For good measure, I must address another cause of pump failure. The clogged pump. It can happen at the intake or misters. Do not let clones grow past your manifold and certainly avoid vegging clones in a high-through-put cloning situation. When clones achieve prolific roots in the 1 - 4 inches (2.5 - 10 cm) range, move to your next stage of growing is a good rule of thumb. Vegging them is fun (and makes for great shots on social media) but it is not good practice! Luckily vegging in the cloner is less likely a cause of immediate failure and more likely to cause small root dabris to build up over time, causing a failure down the line and unpredictably. PermaClone is about predictable results!


  • When I put my clones in the ez clones should the stems be in the water or are the misters enough.

  • Hi Ace,

    If your cloner doesn’t get above about 87 °F (31°C)—and your system is sterile by our techniques—you don’t need cycle timing.

    Cycle timing is for pump overheating your water beyond 87 °F (31 °C) OR, for many people (unknowingly) if you need to run colder temperature because you system is NOT sterile yet.

    (I also use cycle timers to set off cycles when checking cuttings…prior to keep a cycle timer, once-in-a-while I would forget to plug the system back in and kill cuttings.
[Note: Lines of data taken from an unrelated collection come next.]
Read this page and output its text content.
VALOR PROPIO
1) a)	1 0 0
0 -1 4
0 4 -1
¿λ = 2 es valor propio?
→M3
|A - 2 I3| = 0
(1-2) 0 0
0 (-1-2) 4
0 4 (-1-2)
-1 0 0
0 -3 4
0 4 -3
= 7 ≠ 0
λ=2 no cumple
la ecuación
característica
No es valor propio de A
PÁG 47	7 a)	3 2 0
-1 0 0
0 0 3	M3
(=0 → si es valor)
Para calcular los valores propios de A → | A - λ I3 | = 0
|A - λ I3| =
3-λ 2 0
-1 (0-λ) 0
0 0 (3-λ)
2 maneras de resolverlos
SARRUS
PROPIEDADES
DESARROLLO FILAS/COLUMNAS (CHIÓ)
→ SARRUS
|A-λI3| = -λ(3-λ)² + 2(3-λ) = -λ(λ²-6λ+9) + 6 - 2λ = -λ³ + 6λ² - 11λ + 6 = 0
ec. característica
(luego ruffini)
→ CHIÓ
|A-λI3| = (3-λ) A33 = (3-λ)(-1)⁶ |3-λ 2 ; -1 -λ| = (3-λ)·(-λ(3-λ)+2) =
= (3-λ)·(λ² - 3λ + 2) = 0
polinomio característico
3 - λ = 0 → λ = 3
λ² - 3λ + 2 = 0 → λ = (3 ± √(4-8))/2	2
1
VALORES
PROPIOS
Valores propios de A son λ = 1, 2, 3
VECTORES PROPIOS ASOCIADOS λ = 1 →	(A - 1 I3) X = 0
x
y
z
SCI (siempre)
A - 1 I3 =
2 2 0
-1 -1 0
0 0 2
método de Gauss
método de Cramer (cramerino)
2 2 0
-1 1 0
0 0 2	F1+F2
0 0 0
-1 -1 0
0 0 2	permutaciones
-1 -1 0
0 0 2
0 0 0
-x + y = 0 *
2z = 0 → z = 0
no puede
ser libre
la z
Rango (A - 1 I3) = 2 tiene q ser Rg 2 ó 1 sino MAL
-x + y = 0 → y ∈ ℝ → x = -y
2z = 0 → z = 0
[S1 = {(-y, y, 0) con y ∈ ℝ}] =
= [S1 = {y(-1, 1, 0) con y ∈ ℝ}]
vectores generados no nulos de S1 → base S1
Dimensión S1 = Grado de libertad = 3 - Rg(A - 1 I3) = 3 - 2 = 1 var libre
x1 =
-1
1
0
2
With a cycle timer, I dial on a short off time to check on the cuttings without unplugging. If I forget to dial the system back to a short off time, no problem…because worst case scenario I left only 30 min off times…I haven’t left a cloner unplugged since!:) …but this is off topic.

    If you want to get your temperatures down, you can cycle time based on percent reduction ON time. For example, 30 min off / 30 min on = 50% reduction in pump heat output. Another example, 5 min on / 30 min off (85% reduction in pump on-time).

    Keep in mind: measure temperature from the outside of the system with an IR thermometer. Once your system is set, don’t insert thermometers or other meters for risk of contamination. Treat cloning like tissue culture. Don’t touch the insides of your cloner.

    Please email me any time with questions, comments or concerns.
  • HI “grower” …I’m super happy I could help. As I mentioned, I went through the same rough times and the few changes I painstakingly discovered and share have made cloning easy, predictable, and highly automated for myself and our customers.

    I hope you’ve read our other articles discussing techniques and additives that yield profound results.

  • Thank you so much for this article, was at a total loss until reading it. Being disabled, I grow a lot of small plants, so need a lot of clones.
    Just like you discribed, the clones in my aeroponic cloners started failing over time, and this spring-summer most of the cuttings died. There was a lot of slug goo like stuff on the stems.

    Turns out that it was more my water then anything else. In the winter I use rain water, and switch to the river when the rain stops, thus the almost total clone failure in the summer.
    Bit frustrating for sure. I cleaned between batches with bleach, but used my live water after words. My water does run through a large sand rock type setup, but not chlorinated.
    My stepson borrowed one of my cloners, and had no problems. He used city water of course. I’m now using distilled water with bleach. Thankyou for putting me on the right path.

    PS A very experienced guy was coming over the day I read your article to help me figure it out. We never would have figured it out, because he uses well water, and has no problem. Must be a deep well.

  • What should I set my timer to? How long should the sprayers be On?how long should the sprayers be off?
    What temperature should the water be at? 75-85?